Дорогой ребята выработали план. Голенев зайдет к Вале

Зориной и через нее даст задание девочкам собрать цветы.

Вадим и Миша придут на гору с лопатами.

Валя сама увидела в окно подходившего Геннадия, выбежала

навстречу, потянула в дом.

— Что так давно не был?— Валя радостно смотрела на

Геннадия.— Да ты садись, садись!— суетилась она, пододвигая

то стул, то табуретку.

— Некогда, Валя, я по делу. Вот что...— Геннадий рассказал

Вале о задуманном.

— Так идем к Нине Васильевне, там у нее девочки сейчас

собрались. Еще бы немного, и меня ты не застал,— уже

закрывая дверь, досказала Валя.

...В назначенное Геннадием время девочки с цветами,

спрятанными в корзины, подходили к условному месту.

— Ну вот, хорошо, а то меня ребята заждались там.

— Геня, мы с тобой,— попросила Валя.

— А не боитесь?

Таня и Валя переглянулись.

— Ну ладно, идите по двое, чтобы не вызвать подозрений.

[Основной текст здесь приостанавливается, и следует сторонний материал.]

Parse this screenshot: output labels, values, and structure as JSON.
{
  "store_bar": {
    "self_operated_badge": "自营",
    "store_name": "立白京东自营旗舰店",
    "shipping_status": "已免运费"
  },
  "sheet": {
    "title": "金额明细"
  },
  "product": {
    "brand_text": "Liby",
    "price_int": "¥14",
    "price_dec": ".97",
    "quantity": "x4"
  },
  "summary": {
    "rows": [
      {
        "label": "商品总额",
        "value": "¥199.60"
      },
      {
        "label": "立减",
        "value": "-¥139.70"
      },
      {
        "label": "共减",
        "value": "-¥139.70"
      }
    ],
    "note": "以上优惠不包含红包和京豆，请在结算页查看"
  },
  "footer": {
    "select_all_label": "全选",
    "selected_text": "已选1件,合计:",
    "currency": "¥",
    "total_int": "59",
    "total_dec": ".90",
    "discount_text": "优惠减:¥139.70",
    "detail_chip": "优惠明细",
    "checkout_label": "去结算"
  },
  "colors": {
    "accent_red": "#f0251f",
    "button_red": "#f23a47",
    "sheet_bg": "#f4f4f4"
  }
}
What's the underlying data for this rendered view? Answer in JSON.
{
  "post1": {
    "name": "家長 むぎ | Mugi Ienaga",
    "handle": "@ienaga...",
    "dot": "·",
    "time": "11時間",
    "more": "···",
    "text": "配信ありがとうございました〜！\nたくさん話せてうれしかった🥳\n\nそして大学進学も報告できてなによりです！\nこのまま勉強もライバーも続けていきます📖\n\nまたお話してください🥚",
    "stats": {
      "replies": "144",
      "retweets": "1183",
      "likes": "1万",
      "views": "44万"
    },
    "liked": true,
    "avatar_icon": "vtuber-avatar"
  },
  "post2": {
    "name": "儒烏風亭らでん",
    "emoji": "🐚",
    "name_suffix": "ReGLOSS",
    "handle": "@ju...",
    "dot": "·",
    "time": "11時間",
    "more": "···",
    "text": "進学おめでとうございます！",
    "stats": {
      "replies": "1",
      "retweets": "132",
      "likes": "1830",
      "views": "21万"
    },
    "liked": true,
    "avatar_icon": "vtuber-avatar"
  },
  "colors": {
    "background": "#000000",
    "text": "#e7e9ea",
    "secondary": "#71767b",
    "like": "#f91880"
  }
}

Геня и Валя первыми начали подниматься по дорожке,

ведущей в лес.

Вадим и Миша ждали у свеженасыпанного холмика. Голые

ветки кустарника свисали на могилу. Завидев Геню и девочек,

Миша поднялся, замахал руками.

— Как ты долго,— упрекнул Вадим.

— Девочки цветы искали, пришлось ждать.

— Мы бегали на окраину города к садоводам и собирали

по цветочку, сейчас ведь цветов уже мало,— оправдывалась

Валя.—

А мне Толик помог. Он знает всех цветоводов своей

окраины,— шепотком проговорила Таня, словно боясь разбудить

тех, кого уже приняла земля.

— Когда вернутся наши, мы им памятник поставим,—

Вадим встал возле холмика.

— И высечем на камне: ≪Здесь похоронены советские летчики.

Погибли в воздушном бою в 1942 году≫.— Геннадий

встал возле Вадима.

Девочки склонились над могилой, обложили ее венками.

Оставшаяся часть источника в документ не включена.